Anyway... how are you guys? I feel run over by a truck, which is normal, hah hah.
brightlotusmoon: (Default)
So, right. *nods*
The disability lawyer had mailed me the many-paged document that he had given to the judge, a document which included snippets of my blog entries documenting my epileptic seizures, fibromyalgia pains, migraines, cerebral palsy spasticity, nerve pains, memory issues, etc. It also included what the sympathetic psychologist had said, which kind of makes me sad, because according to that, my brain is beyond screwed. Like, parts of it are so damaged from birth trauma that I may never be able to do certain things mentally and there is expressed surprise that I have come this far under my own power, that I have been strong enough to ride through and triumph as much as I have.
At the hearing, the judge himself commended me several times for my lifetime of self-driven strength and commitment. I've always thought it was nothing, because I will not lie down, I will not run away, because I can't, because it's my own brain, it's what I've always done, it shouldn't be surprising. It's just me.
Ah, and the lawyer even included the blog post snippet in which I said that that I had only come out of a seizure because one of my cats (Rose, I think) was licking me. Aww. The point is, the judge was a sweetheart and approved me, and also he liked hearing about my three cats, because they are all adorable anyway.
In a few weeks things will happen as they need to happen, and I will start getting the real honest help I desperately need. I may never work a full time job again, but at least someone has decided that it is time for me to get major help.
The good part is that the higher doses of Trileptal and Klonopin are actually helping. The good part is that I'm learning some lovely meditative stretching exercises (I don't call them "yoga poses" anymore for reasons) that have helped the back pains and muscle spasms.
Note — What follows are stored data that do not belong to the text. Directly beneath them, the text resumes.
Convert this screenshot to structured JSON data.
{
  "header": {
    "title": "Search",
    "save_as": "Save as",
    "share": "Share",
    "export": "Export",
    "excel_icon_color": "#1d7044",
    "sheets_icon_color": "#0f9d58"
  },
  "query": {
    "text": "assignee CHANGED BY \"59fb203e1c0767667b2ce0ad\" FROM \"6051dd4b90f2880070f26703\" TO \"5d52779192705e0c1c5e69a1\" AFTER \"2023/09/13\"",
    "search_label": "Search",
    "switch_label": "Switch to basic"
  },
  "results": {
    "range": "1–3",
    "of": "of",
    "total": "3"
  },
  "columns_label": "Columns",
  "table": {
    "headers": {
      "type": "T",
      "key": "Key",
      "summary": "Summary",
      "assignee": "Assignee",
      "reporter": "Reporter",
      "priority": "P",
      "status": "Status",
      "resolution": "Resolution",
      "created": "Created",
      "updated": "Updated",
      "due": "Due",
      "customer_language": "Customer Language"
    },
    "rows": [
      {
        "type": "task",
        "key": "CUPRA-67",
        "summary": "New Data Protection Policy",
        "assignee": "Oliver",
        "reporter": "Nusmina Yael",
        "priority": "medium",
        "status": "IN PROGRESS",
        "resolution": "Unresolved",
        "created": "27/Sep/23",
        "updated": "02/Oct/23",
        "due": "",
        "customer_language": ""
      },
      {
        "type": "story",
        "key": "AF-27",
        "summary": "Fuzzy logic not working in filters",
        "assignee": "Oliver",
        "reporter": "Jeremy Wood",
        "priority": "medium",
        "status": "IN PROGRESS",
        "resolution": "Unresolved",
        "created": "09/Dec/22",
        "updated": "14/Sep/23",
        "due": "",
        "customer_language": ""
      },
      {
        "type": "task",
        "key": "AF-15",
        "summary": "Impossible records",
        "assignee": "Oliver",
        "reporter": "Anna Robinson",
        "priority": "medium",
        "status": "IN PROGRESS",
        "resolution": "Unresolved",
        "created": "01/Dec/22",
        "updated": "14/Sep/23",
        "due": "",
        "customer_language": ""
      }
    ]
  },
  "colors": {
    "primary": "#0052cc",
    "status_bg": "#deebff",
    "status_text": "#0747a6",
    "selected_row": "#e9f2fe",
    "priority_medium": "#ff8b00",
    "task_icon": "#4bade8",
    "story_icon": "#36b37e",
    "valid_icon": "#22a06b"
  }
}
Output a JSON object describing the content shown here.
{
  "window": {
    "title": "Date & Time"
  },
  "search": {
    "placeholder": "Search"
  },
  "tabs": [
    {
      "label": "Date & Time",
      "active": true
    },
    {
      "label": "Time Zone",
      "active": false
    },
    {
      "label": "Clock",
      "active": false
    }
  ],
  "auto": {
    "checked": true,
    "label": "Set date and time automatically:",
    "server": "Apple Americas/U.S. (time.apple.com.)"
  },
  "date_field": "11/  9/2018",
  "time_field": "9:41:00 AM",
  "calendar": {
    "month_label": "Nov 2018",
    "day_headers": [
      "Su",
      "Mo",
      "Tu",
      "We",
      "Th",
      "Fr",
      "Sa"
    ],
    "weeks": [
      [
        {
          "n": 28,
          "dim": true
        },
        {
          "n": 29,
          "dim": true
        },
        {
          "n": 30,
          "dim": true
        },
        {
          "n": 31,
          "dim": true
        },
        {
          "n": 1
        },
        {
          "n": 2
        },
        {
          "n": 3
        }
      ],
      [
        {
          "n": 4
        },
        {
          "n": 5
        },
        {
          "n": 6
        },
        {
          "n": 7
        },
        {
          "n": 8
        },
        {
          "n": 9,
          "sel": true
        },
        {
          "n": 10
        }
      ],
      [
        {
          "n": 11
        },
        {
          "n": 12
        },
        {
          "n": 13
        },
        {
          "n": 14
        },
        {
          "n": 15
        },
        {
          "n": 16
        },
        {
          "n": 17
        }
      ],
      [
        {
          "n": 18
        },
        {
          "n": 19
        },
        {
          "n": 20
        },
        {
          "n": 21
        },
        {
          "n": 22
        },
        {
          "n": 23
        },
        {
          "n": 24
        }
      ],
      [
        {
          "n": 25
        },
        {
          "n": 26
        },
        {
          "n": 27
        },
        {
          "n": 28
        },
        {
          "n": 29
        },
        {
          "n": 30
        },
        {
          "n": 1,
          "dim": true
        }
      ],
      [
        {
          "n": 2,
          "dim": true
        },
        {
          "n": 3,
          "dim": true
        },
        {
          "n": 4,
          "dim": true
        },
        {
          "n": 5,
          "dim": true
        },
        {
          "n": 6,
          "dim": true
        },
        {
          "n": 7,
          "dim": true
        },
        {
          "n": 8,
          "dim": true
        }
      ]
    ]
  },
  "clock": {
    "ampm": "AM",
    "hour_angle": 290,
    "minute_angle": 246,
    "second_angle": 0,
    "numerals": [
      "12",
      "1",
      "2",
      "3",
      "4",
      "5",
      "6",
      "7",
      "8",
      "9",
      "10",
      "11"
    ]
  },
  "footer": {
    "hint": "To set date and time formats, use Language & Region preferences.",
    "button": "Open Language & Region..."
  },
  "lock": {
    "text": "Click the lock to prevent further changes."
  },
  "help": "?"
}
I am never going to be "cured" - that is impossible (and don't tell me it is possible, because you are not me and I know things you don't). But I can be treated, remedied, therapied, pilled, what have you. I can get better. I have finally been given a chance to really get to the heart of all these syndromes with their medical names and sources and reasons. That's all I really wanted. And to anyone else out there fighting to get the same kind of approval, I wish you all the luck I can give.